Maybe they would let you do it off-site? It would be way easier
Then you wouldn't have to worry about messing up the walls and house and leaving patches of hair that you've ripped out in frustration lying around.
Granted they'd have to make sure they don't fall off the stairs with the spindles missing there goes some hair right there
 
#15 ·
So you do a couple of strategically located strips to gain material knowledge, and labor requirements. A controlled test will reveal if the homeowner would like you to continue, repaint it, or follow another option.

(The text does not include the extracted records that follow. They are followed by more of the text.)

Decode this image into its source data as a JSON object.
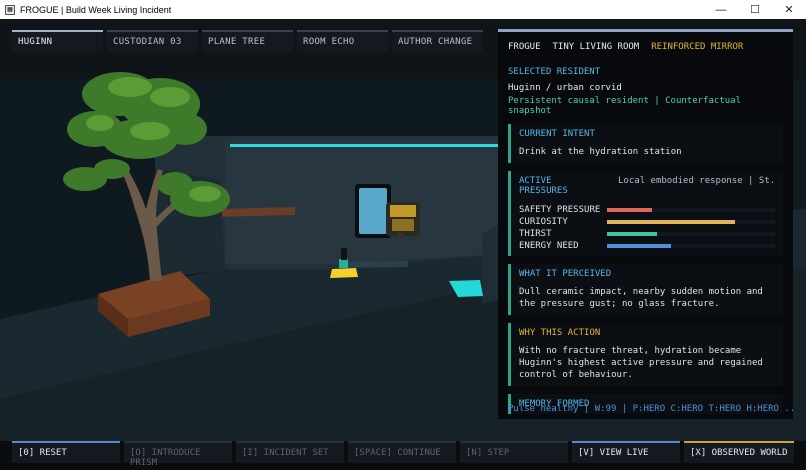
{
  "window": {
    "title": "FROGUE | Build Week Living Incident",
    "minimize_glyph": "—",
    "maximize_glyph": "☐",
    "close_glyph": "✕"
  },
  "tabs": [
    {
      "label": "HUGINN",
      "active": true
    },
    {
      "label": "CUSTODIAN 03",
      "active": false
    },
    {
      "label": "PLANE TREE",
      "active": false
    },
    {
      "label": "ROOM ECHO",
      "active": false
    },
    {
      "label": "AUTHOR CHANGE",
      "active": false
    }
  ],
  "panel": {
    "header": [
      "FROGUE",
      "TINY LIVING ROOM",
      "REINFORCED MIRROR"
    ],
    "selected_label": "SELECTED RESIDENT",
    "resident_name": "Huginn / urban corvid",
    "resident_sub": "Persistent causal resident | Counterfactual snapshot",
    "intent": {
      "title": "CURRENT INTENT",
      "body": "Drink at the hydration station"
    },
    "pressures": {
      "title": "ACTIVE PRESSURES",
      "context": "Local embodied response | St...",
      "items": [
        {
          "label": "SAFETY PRESSURE",
          "level": 0.27,
          "color": "#e06a5a"
        },
        {
          "label": "CURIOSITY",
          "level": 0.76,
          "color": "#e2b45a"
        },
        {
          "label": "THIRST",
          "level": 0.3,
          "color": "#3cc79a"
        },
        {
          "label": "ENERGY NEED",
          "level": 0.38,
          "color": "#4e8fd8"
        }
      ]
    },
    "perceived": {
      "title": "WHAT IT PERCEIVED",
      "body": "Dull ceramic impact, nearby sudden motion and the pressure gust; no glass fracture."
    },
    "why": {
      "title": "WHY THIS ACTION",
      "body": "With no fracture threat, hydration became Huginn's highest active pressure and regained control of behaviour."
    },
    "memory": {
      "title": "MEMORY FORMED"
    },
    "footer": "Pulse healthy | W:99 | P:HERO C:HERO T:HERO H:HERO ..."
  },
  "toolbar": [
    {
      "label": "[0] RESET",
      "enabled": true,
      "accent": "blue"
    },
    {
      "label": "[O] INTRODUCE PRISM",
      "enabled": false,
      "accent": "none"
    },
    {
      "label": "[I] INCIDENT SET",
      "enabled": false,
      "accent": "none"
    },
    {
      "label": "[SPACE] CONTINUE",
      "enabled": false,
      "accent": "none"
    },
    {
      "label": "[N] STEP",
      "enabled": false,
      "accent": "none"
    },
    {
      "label": "[V] VIEW LIVE",
      "enabled": true,
      "accent": "blue"
    },
    {
      "label": "[X] OBSERVED WORLD",
      "enabled": true,
      "accent": "gold"
    }
  ]
}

There's too many unknowns and areas to cover on this one, IMO, to plow head first without some preliminary tests.
 
#16 ·
ptbopainter said:
It would be cheaper for them if they ripped out the trim and replaced it, it would look better too!
Maybe they would let you do it off-site? It would be way easier
Then you wouldn't have to worry about messing up the walls and house and leaving patches of hair that you've ripped out in frustration lying around.
Granted they'd have to make sure they don't fall off the stairs with the spindles missing there goes some hair right there
Doors will probably done offsite
 
#18 ·
We have done a similar job about 10 years ago in Van. We used a variety of tools depending upon the profile of the substrate...chemical stripper, heat guns, infrared paint strippers, etc. We found that it took about 50% of our time to remove 95% of the paint, and another 50% to remove the paint from detailed areas (with dentist picks etc). I agree w CA...do some tests first so that you know, and the client knows...just what you will be getting in to. Good Luck!
 
#23 ·
You must know some really fast faux painters. All the ones I know show up at 9 leave at 2 and take an hour and a half lunch.it would take me 3 weeks at least to wood grain what is in the pictures,and I am fast.





Seriously, I'm surprised nobody mentioned Citristrip. It works really well if you let it sit as directed. You just have to make sure you rinse it well with mineral spirits.
 
#22 ·
If there are lots of layers of paint over some sort of clearcoat, it's worth a shot. We've done a fair bit of these, one of which was a whole-house remodel that involved removing most of the trim, stripping it "loose", and finishing it in place once it was re-installed. With a heavy buildup of paint, we found that heat was the way start: heat plates and heat guns. The heat plates are tough to find these days, so I'd look at the infrared strippers. With thick coats of paint, we can remove 95%+ of the paint, and only use the strippers on the clearcoat. That means a lot less work with dental picks when using the strippers. For the one-site work, we tend to use 3M's Safest Stripper. It's slow, but we cover it with plastic sheeting and give it time to work. The upside it that there are virtually no fumes and we can use light-weight nitrile gloves for protection.

Good luck, this could be an amazing project. Nice to know that stripping work can be done T & M. We got beat up pretty badly on the whole-house project that I mentioned above, but I think that was mostly on the 250+ turned spindles on the 6 porches. We would have been ahead of the game on that part to have new spindles turned.
 
#32 · (Edited)
Show me some love Gough! My keen powers of observation and guestimation got lucky. Unless they made lead based stain. Lol.

Forgive me for being captain obvious, but even if you strip the clear coat you are going to have a limed out wood base. All that stripping just to tone it out?

The wood is going to be sealed. I don't have tons of experience with anilines, but how does coverage work on sealed pores, especialy in detailed areas?